How does the new UN treaty for the conservation and sustainable use of marine biodiversity beyond national jurisdiction fit into all this? 

“The 2023 UN Treaty on the conservation and sustainable use of marine biodiversity beyond national jurisdiction (the BBNJ) sets a high standard for environmental impact assessments before allowing any activities that may affect marine biodiversity beyond national jurisdictions. This area directly overlaps geographically with the jurisdiction of the ISA over seabed mining.

“In some respects, the two regimes are consistent, but the BBNJ requires decision-makers additionally to consider all social, cultural, and human health impacts of activities that impact on marine biodiversity. This more holistic approach is absent in the older provisions establishing the ISA, which tend to view seabed mining through a more economic lens.

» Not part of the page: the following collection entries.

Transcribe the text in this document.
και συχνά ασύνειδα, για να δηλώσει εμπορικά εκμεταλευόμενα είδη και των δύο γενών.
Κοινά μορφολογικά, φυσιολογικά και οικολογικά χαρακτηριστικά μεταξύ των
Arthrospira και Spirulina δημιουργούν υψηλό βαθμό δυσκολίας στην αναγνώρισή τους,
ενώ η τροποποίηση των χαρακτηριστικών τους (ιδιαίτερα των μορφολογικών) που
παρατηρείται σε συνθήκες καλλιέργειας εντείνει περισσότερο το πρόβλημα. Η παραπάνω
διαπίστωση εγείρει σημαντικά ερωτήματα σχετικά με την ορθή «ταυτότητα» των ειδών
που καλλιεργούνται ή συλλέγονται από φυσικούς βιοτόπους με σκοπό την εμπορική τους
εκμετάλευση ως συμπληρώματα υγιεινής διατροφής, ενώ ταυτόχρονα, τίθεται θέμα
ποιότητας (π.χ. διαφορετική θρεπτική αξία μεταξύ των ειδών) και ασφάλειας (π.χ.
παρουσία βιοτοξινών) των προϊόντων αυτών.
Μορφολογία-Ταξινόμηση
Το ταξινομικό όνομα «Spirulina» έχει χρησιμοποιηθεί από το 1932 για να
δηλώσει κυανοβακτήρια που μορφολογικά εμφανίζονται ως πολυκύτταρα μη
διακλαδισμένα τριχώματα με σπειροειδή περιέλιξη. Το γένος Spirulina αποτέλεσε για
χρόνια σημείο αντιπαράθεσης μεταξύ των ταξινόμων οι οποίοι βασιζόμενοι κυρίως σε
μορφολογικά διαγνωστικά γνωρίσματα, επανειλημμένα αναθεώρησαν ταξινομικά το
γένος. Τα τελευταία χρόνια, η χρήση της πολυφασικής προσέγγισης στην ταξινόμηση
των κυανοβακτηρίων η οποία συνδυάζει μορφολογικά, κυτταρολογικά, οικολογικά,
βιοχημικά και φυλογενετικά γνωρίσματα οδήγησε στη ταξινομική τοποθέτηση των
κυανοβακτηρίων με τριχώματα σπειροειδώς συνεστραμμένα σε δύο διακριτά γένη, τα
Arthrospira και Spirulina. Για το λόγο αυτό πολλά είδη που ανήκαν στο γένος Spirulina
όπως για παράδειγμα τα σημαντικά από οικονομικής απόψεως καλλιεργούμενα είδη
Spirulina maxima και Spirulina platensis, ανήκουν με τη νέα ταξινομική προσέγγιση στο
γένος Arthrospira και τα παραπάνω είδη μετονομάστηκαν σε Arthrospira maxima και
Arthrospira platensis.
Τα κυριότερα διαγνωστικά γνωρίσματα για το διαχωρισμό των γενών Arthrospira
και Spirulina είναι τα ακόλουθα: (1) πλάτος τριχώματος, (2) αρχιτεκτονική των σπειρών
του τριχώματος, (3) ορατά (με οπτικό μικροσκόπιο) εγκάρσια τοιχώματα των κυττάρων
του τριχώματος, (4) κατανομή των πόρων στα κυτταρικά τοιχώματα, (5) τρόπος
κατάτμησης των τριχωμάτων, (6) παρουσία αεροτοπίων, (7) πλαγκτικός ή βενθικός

“The BBNJ further requires Environmental Impact Assessments to be based not only on best available science and scientific information, but also on ‘relevant traditional knowledge of Indigenous Peoples and local communities’. Again, this broader consultative dimension is notably absent from the older ISA regime.

“The adoption of the BBNJ is thus likely to significantly raise the bar for applicants for deep sea mining permits, as they will have to meet not only the financial and economic commitments imposed by the ISA, but also the broader and arguably more rigorous societal, cultural, heritage, and specific environmental prerequisites of the BBNJ.”